Summary: I got Asterisk (126.96.36.199) running on my Nokia N810 Internet Tablet. This means: Not just connecting the SIP client to a “real” Asterisk box, but rather run Asterisk on the N810 itself.
And I got it to work without major hassle or compromise!
Honestly, I am floored.
And excited - I have multiple PSTN-terminated VoIP trunks and never could access them on the go because SIP phone clients that I have seen only support a single SIP connection. In a Asterisk-on-the-N810 configuration, the SIP client now connects to Asterisk on localhost (the N810). Asterisk takes care of my VoIP trunks, voicemail etc.
And this is how I made it work (from memory, I hope I did not miss anything major):
- A Nokia N810 Internet Tablet (N800 will probably work as well)
- A Linux (Debian Etch) development box to cross-compile Asterisk
- The “real” Asterisk box (which is dutifully serving yours truly for several years now) to carry over configuration files.]

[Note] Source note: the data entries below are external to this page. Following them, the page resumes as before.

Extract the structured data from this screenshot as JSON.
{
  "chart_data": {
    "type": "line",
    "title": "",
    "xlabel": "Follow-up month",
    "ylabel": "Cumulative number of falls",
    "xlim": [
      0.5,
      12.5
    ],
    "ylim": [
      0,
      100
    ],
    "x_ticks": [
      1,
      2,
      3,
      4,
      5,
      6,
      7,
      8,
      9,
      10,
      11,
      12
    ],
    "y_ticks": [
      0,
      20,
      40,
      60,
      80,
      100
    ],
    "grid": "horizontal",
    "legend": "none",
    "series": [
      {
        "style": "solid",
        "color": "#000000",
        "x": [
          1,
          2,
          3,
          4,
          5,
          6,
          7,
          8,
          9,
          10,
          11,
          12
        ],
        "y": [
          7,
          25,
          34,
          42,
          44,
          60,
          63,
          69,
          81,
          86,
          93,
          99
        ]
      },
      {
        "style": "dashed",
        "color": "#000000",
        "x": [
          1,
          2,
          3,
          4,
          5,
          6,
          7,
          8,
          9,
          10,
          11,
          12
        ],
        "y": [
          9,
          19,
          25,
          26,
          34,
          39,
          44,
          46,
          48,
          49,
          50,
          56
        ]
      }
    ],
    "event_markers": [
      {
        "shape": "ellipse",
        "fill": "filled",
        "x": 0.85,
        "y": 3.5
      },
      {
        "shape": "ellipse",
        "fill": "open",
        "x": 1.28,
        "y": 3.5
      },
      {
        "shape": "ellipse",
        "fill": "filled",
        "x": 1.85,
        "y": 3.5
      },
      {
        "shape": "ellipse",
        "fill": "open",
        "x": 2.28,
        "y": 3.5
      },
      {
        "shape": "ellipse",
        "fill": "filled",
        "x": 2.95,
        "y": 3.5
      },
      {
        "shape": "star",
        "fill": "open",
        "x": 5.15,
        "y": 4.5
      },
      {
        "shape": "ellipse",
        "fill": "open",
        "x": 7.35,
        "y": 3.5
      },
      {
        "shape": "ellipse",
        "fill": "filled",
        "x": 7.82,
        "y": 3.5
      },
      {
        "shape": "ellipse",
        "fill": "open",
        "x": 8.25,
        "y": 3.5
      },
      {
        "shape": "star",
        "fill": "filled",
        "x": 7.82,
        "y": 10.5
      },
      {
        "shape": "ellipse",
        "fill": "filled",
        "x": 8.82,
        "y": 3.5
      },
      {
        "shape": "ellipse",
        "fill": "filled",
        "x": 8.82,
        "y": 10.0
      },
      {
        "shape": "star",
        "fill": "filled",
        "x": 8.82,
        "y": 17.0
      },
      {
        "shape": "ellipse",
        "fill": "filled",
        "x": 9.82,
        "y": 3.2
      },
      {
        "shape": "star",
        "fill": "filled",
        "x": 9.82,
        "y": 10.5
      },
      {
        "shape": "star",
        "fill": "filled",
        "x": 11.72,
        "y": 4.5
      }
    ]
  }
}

Install Scratchbox and the associated SDK on a Linux development box. Scratchbox is a cross-compilation environment for ARM processors. Using a Debian box here is probably the best choice, as the Internet Tablet’s native OS is maemo, a Debian derivative, and the guys at Nokia/maemo seem to work on Debian. Download the Scratchbox and SDK installer scripts here: maemo.org/development/sdks/maemo-4-1-diablo-sdk/
You will also need to gain root access and install openssh on the Internet Tablet for ssh and scp support. I followed this advise: arachnoid.com/linux/nokia/
On the Linux development box, login to the Scratchbox environment:
This emulates a Debian/maemo box in a sandbox, i.e. building Asterisk in this environment does not affect the native Linux installation.
In Scratchbox, switch to the ARMEL target (I use the sb-menu command for that)

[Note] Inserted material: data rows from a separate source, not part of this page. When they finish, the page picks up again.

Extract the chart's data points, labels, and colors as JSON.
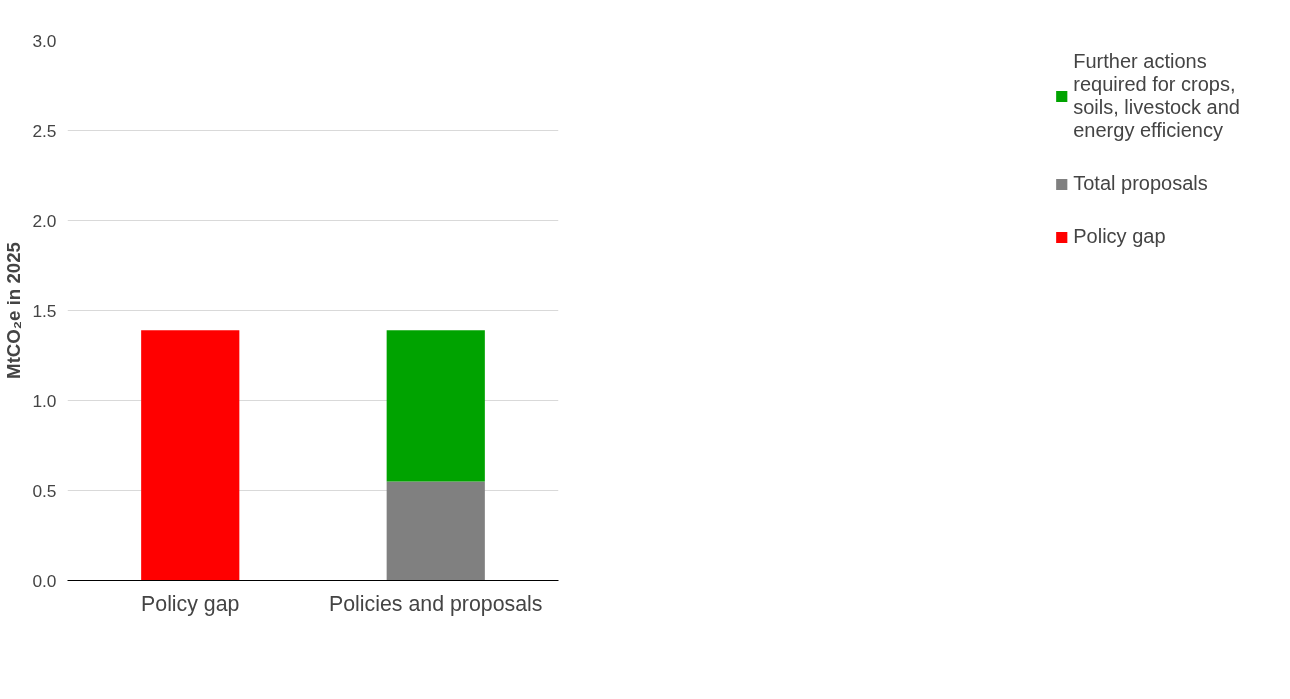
{
  "chart_data": {
    "type": "bar",
    "stacked": true,
    "categories": [
      "Policy gap",
      "Policies and proposals"
    ],
    "ylabel": "MtCO₂e in 2025",
    "ylim": [
      0,
      3.0
    ],
    "yticks": [
      {
        "value": 0,
        "label": "0.0"
      },
      {
        "value": 0.5,
        "label": "0.5"
      },
      {
        "value": 1.0,
        "label": "1.0"
      },
      {
        "value": 1.5,
        "label": "1.5"
      },
      {
        "value": 2.0,
        "label": "2.0"
      },
      {
        "value": 2.5,
        "label": "2.5"
      },
      {
        "value": 3.0,
        "label": "3.0"
      }
    ],
    "grid": "y",
    "legend": "right",
    "series": [
      {
        "name": "Policy gap",
        "color": "#ff0000",
        "values": [
          1.39,
          null
        ]
      },
      {
        "name": "Total proposals",
        "color": "#808080",
        "values": [
          null,
          0.55
        ]
      },
      {
        "name": "Further actions required for crops, soils, livestock and energy efficiency",
        "color": "#00a300",
        "values": [
          null,
          0.84
        ]
      }
    ]
  }
}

Download Asterisk sources from within Scratchbox and go through the usual steps to build Asterisk, including $ make install. Remember, /etc/asterisk and all other directories are created in the sandbox environment, not the native environment of the Linux box. BTW: I tried
$ make install on the N810 but could not get it to work. This would make this procedure even more elegant. So the next step is not exactly exciting:
From the Scratchbox environment, (manually) copy all relevant Asterisk files and directories to the Internet Tablet:
Remember: you’ve compiled the binaries in the Scratchbox ARM cross-compilation environment, i.e. they can execute on the Internet Tablet.
Copy extensions.conf, sip.conf and other relevant configuration files from your “real” Asterisk environment. Also carry over any special sound files you might have, such as German language announcements. I have a few calls to Monitor() in my dialplan; I commented those out to reduce resource requirements, but left everything else untouched. Due to the limits of the environment, you might also have to switch to a “cheap” codec such as alaw if you use G.729.
Now check out Asterisk on the Tablet. First, stop Asterisk on your “real” Asterisk box. This is necessary to avoid multiple connections to your VoIP provider(s) when you start Asterisk on the N810. Log on to the Internet Tablet as root, and start Asterisk as usual.
Asterisk should start up, and reassuringly fast at that. Once you get to the CLI prompt, you can let it sit there (and monitor logs)
Reconfigure the SIP client on the Internet Tablet. If it pointed to your “real” Asterisk box, simply switch the host to “localhost”; that did it for me because the extensions and other settings were just carry-overs from the “real” Asterisk box.
Now Test and enjoy. I verified multiple times that indeed the “real” box was down and I am connecting to Asterisk on localhost - I even pulled the “real” box’s power cord to make absolutely sure - it worked that well.
If you want Asterisk to start automatically when the Internet Tablet boots, create a shell script which starts Asterisk (i.e.: /usr/sbin/asterisk) in /etc/init.d and use update-rc.d to set it to the desired runlevel when the Internet Tablet boots. If you’re used to Debian you will feel right at home when using maemo.
Note: Due to the isolation of the Scratchbox environment from the rest of the system, you’ll probably get away building the ARM binaries on your “real” Asterisk box as well, without interfering with your Asterisk installation there.
BTW: If you’re in Chicago, Baltimore or DC: Perhaps consider the N810 WiMax edition… I would love to hear how well everything works on Sprint/Nextel’s WiMax pilot there.
dmwmedia.com/news/2008/06/18 … -september
Perhaps it also works in Portland, OR on Clearwire’s installation.